Luca will be hungry eventually and I know the sort of gross crap he likes on his pizza, feta and artichokes and things.
It might cheer him up, if only a little.
And then I see a very interesting fucking picture indeed.
It’s a blurry selfie of Jamil on Instagram from roughly thirty minutes ago.
He’s clearly at a house party tonight, his red Solo cup hoisted high, but it’s not that fact that’s so remarkable.
It’s the fact that he’s standing side by side with Jordan, of all the goddamn people in this city, arms wound around each other’s shoulders like they’re the best of absolute friends.
Or more, maybe, because Jamil’s got his head all snuggled up against Jordan’s and they’re both wearing a sly smile.
Or maybe it’s just that they’re wasted, but Jordan’s a mean ass drunk.
He’s no Casanova when he’s had a few drinks, he’s a dickhead.
Honestly I’m fucking blindsided by this and my first instinct is to be hurt.
Traitorous piece of shit. I think the words mutinously, they almost escape my mouth, but I bite my lip and tongue both on them.
I cannot believe it, though. That he’s actually willingly spending time with my ex who I thought we all agreed was a toxic asshole.
The same ex who spiked my drink only weeks ago.
Not that they know that.
Which is when my anxiety spikes to record highs never before unseen.
He’s there with Jordan. Who can be, though I thought we all knew otherwise, charming and charismatic when he wants to be and maybe Jamil’s still vulnerable after his breakup.
And who maybe doesn’t have the greatest intentions toward him or anyone else at that party, for that matter.
And apparently just walks around with his mom’s narcolepsy medication—which also happens to be GHB, which, what the fuck—for fun like the apparent psychopath he is.
I immediately dial Jamil, but it just rings and rings.

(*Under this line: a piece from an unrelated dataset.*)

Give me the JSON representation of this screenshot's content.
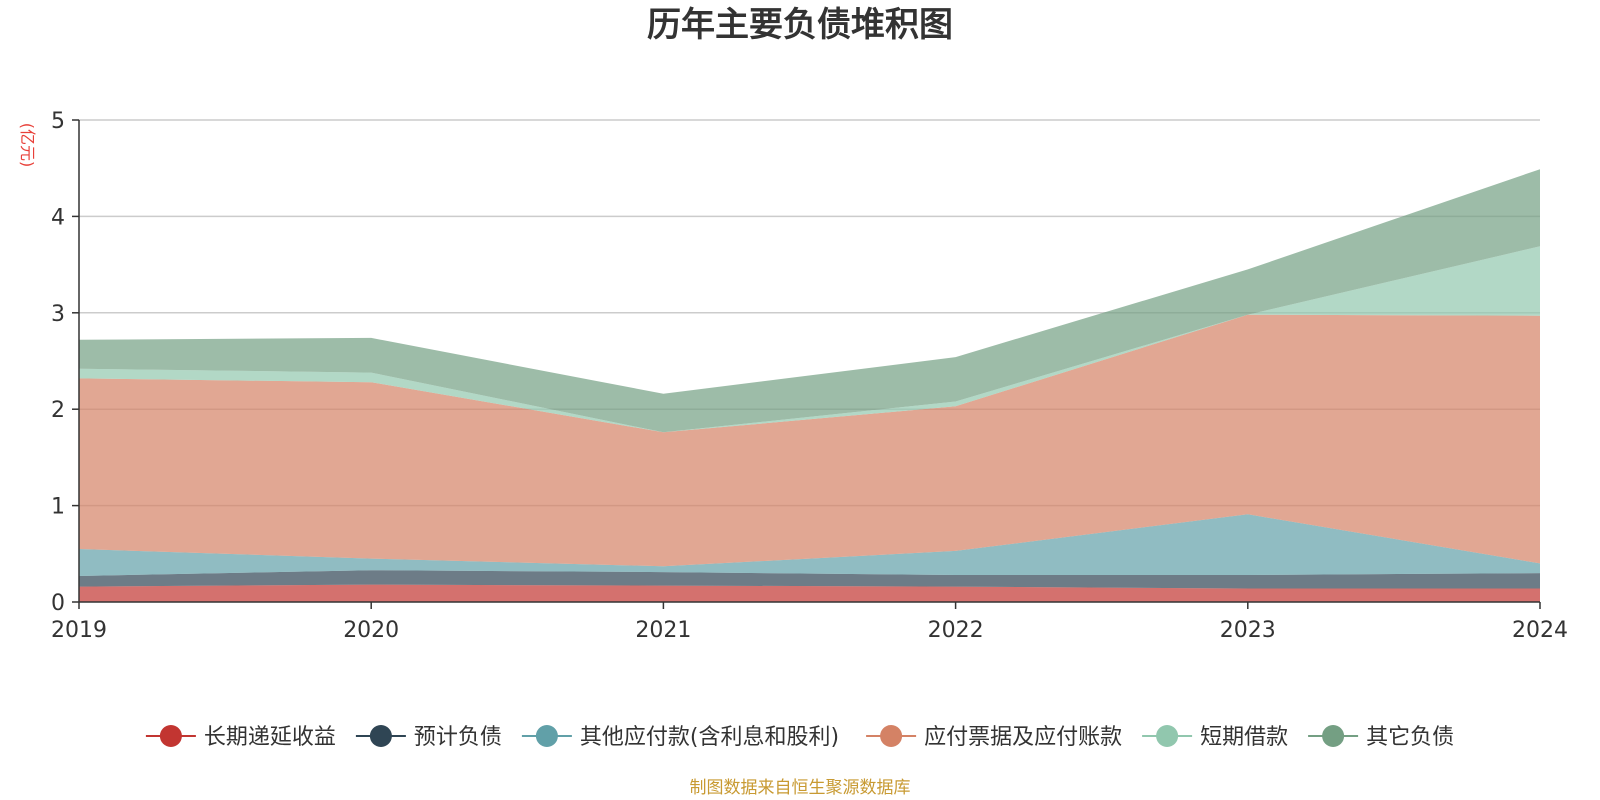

A second and third attempt are the same. And of course his voicemail’s full, not that I would bother to leave one, because if he’s not checking his phone then why would he check his voicemail?
Call me ASAP, I text him, but that’s not fast enough either. I don’t think he’s looking at his phone anymore. Too drunk, or…too late? Motherfucker. If something happens to him because I never spoke up—
I pause, take a deep breath and take a moment to assess.
Is it possible I’m overreacting? Just because Jordan tried it with me doesn’t mean he’s stupid enough to do it again.
I remember, vaguely, how scared he’d been of getting caught as I sift through my hazy memories of that night.
Surely he’s not that big of an idiot? It’s still not a chance I want to take anyway.
I’d rather show up and look like a loon than let something happen to my friend.
Plan B. I dial Danika instead as I slip out of my room, shutting the door quietly behind me so I don’t disturb Luca. And thank god she actually does answer, on the second ring, even, though she sounds irritable when she does. “Hello?”
“Are you at that party with Jamil?” I ask breathlessly.
“No, I’m at work. The dreaded clopening.” That is, closing tonight and opening tomorrow. I spare a sympathetic noise. “You caught me on break.”
“Okay, well—”
“Those kinds of house parties aren’t really my thing, anyway,” she goes on. “It’s usually a bunch of white boys getting wasted on like, Buzzballs and White Claws and making assholes of themselves.” She pauses. “How do you know about it?”